Certaines nationalités ont été l’objet d'un nombre plus important d’études. C'est le cas du Maroc où les flux migratoires ont plus de quarante ans. L’ouvrage coordonné par N. Ouali (2004a), Trajectoires et dynamiques migratoires de l’immigration marocaine de Belgique,

rend compte combien « le visage de cette migration s’est profondément transformé. Caractérisée au départ par l’installation provisoire pour raisons professionnelles de jeunes hommes célibataires en pleine force de l’âge, cette immigration a évolué vers une installation définitive et familiale. Les épouses ont contribué à l’accroissement démographique du pays par la naissance de nombreux enfants, et les descendants ont tenté, peu ou prou, de prendre une place dans la société d’accueil » (Ouali, 2004a). Concernant les femmes marocaines, des aspects familiaux, religieux, culturels, juridiques, l’insertion au marché du travail ont été étudiés par différentes disciplines. A titre d’exemple, citons deux ouvrages : Femmes marocaines et conflits familiaux en immigration : quelles solutions juridiques appropriées ? écrit par J-Y Carlier et Marie-Claire

Folbles et Féminité, islamité. Récits des femmes issues de l’immigration marocaine à Bruxelles

de Fabienne Brion (2001). Dans un article paru dans un ouvrage récent (Khader et al., 2006), F. Brion, interroge la démocratie à partir de l’islam, et propose plus « spécifiquement de l’interroger à partir du foulard islamique ».

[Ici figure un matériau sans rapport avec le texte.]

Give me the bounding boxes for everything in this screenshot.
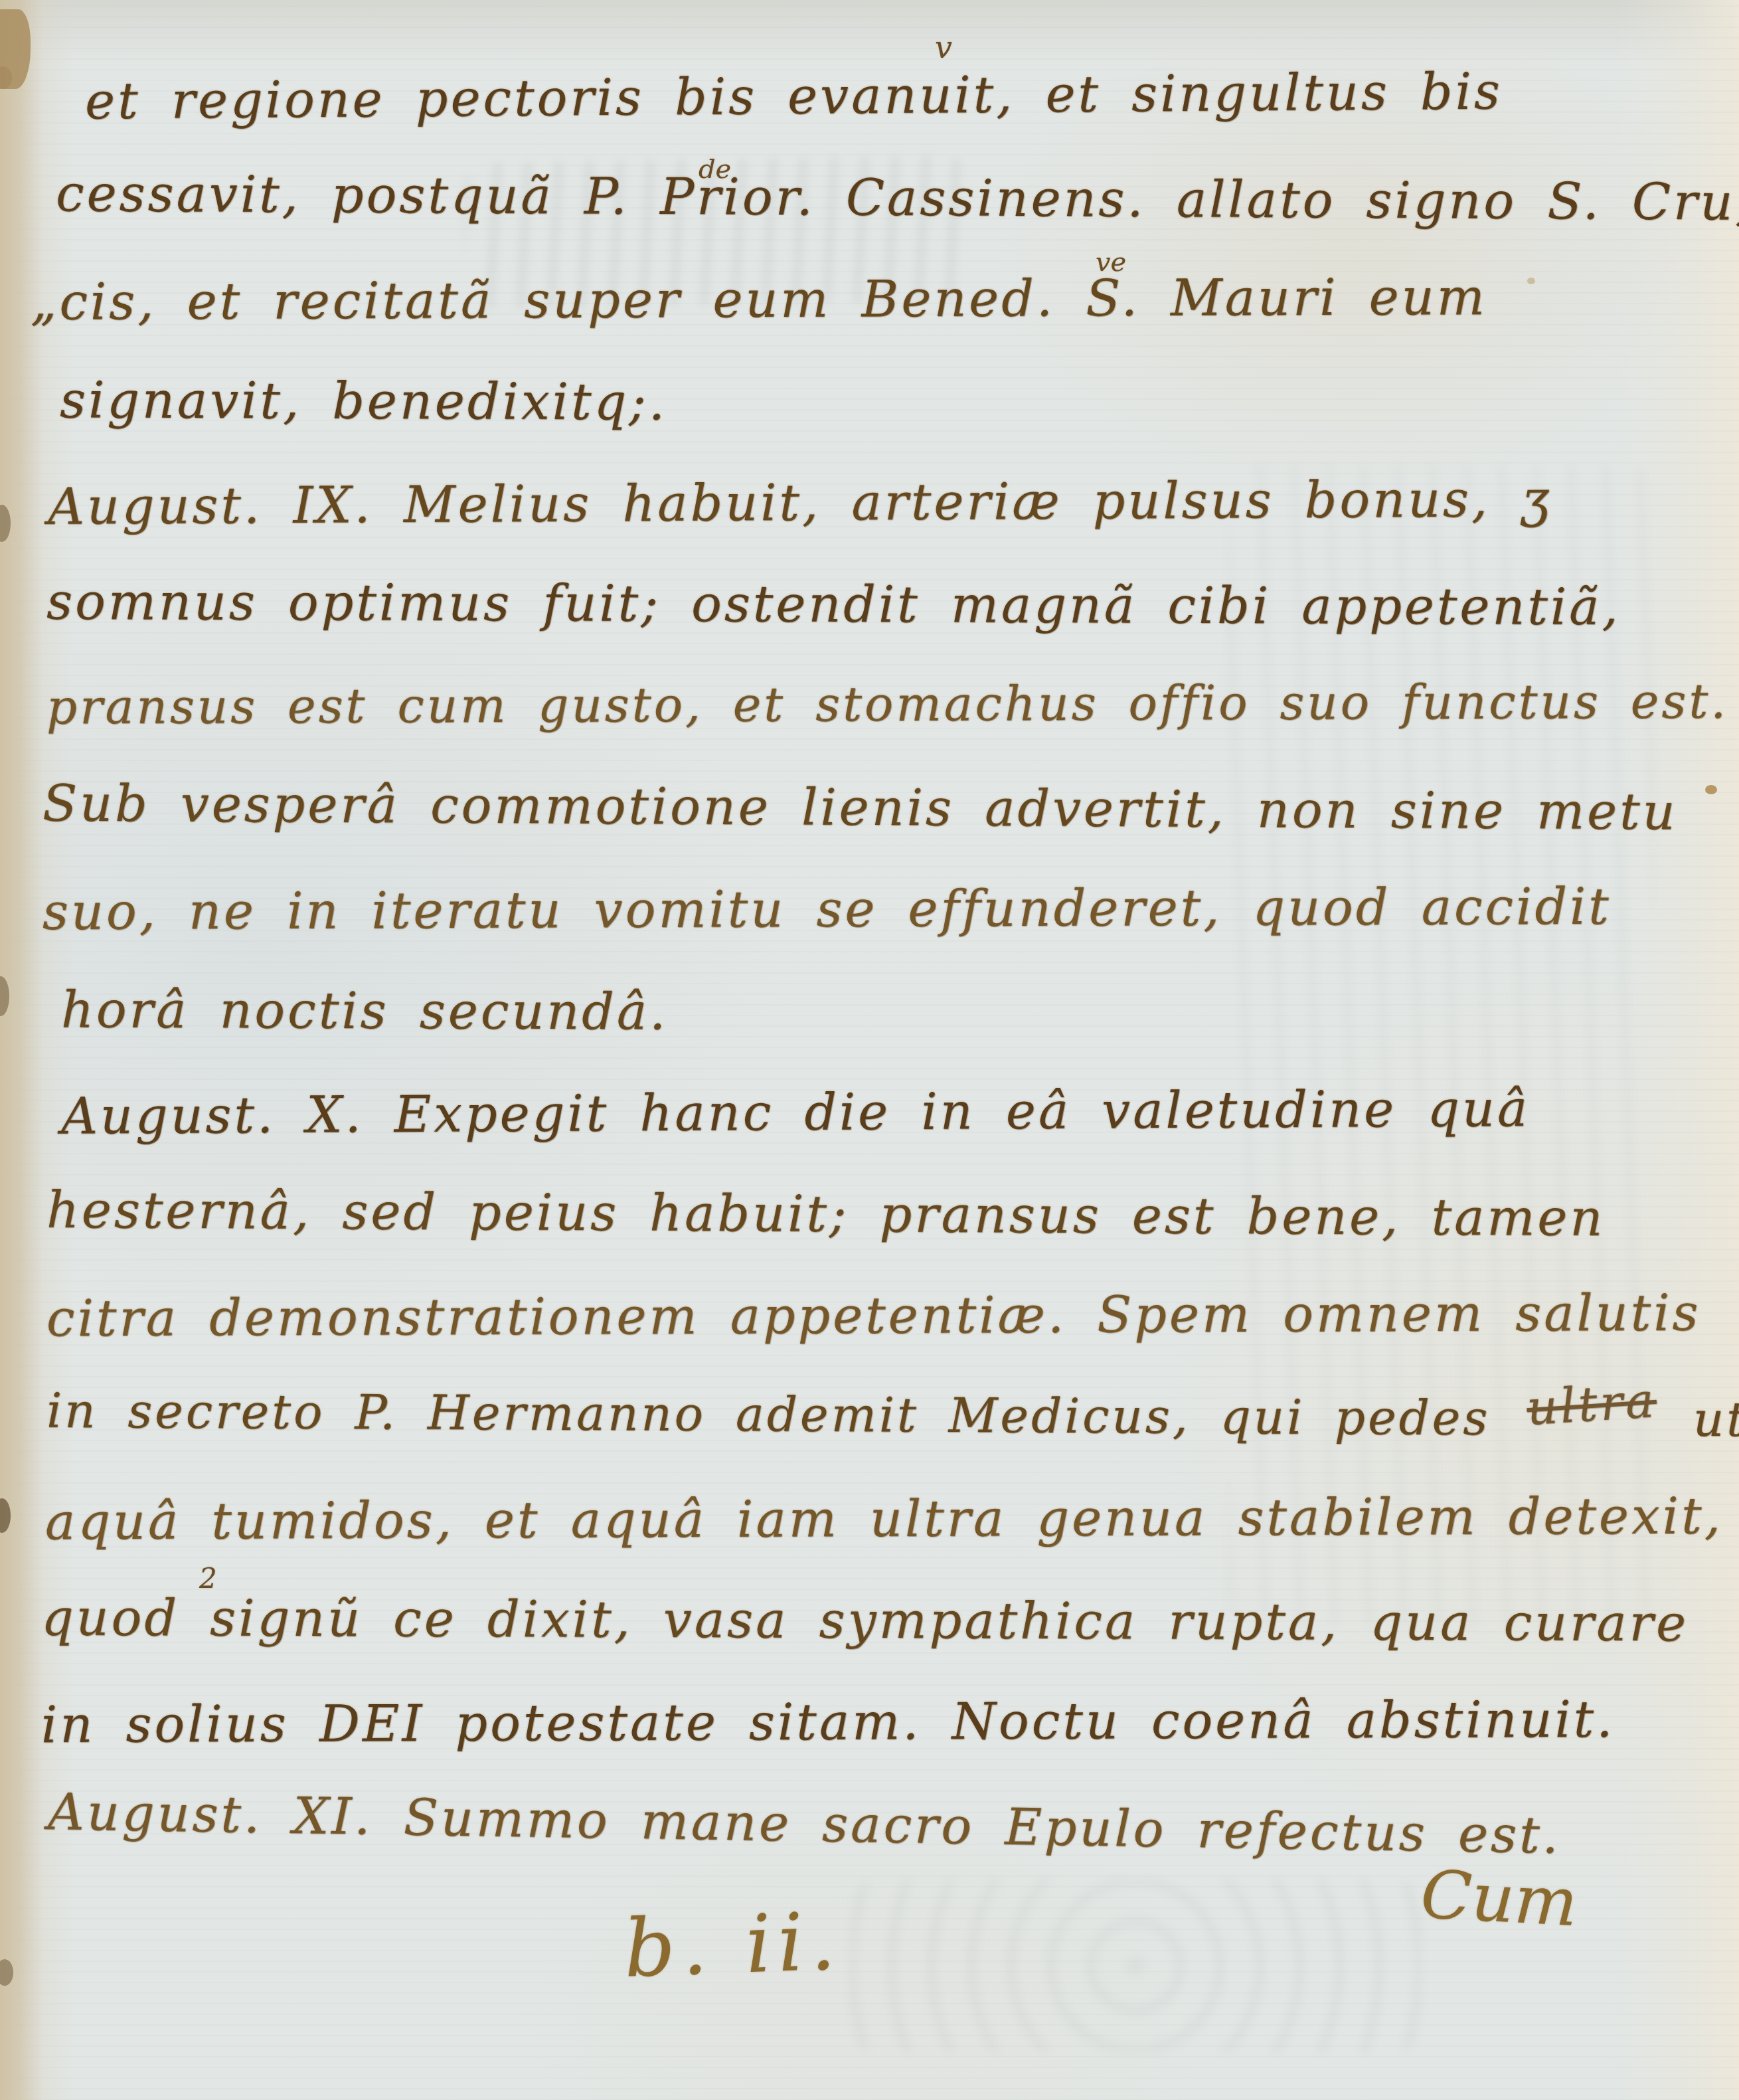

L’insertion des femmes turques (Bayar, 1992), latino-américaines (Van Broeck, 1995) et congolaises au marché de travail a également été l’objet de différentes études. Nadia Ben (2006) a entrepris l’étude de la manière dont les femmes issues des immigrations marocaine, turque et congolaise, participent à l’espace associatif et politique belge. Les femmes immigrées se situent à l’intersection d’un réseau complexe de relations raciales ou ethniques, de genre et de classes. A partir d’une approche féministe définie pour l’auteure comme multiculturelle, elle arrive à plusieurs constatations : il s’agit de profils féminins extrêmement différents (liés aux différents types de migration, âge, évolution générationnelle, niveau d’instruction etc.) ; l’espace familial apparaît comme un lieu privilégié et premier de socialisation et d’impulsion à l’implication dans l’espace public ; l’inscription dans des rapports sociaux familiaux est fondée sur des statuts et rôles différents en fonction du genre ; la participation des femmes d’origine étrangère à la gestion des affaires de la cité débute souvent dans l’espace associatif ; le bilan de la participation des femmes d’origine étrangère dans l’espace public est plutôt mitigé, pour deux raisons : elles ont une capacité d’influence limitée et sont peu nombreuses à accéder au statut d’élues.

Malgré cela, la promotion des quelques femmes d’origine étrangère « contribue à la formation de trajectoires exemplaires et forge de nouveaux modèles pour d’autres femmes d’origine étrangère » (Ben, 2006, p.158).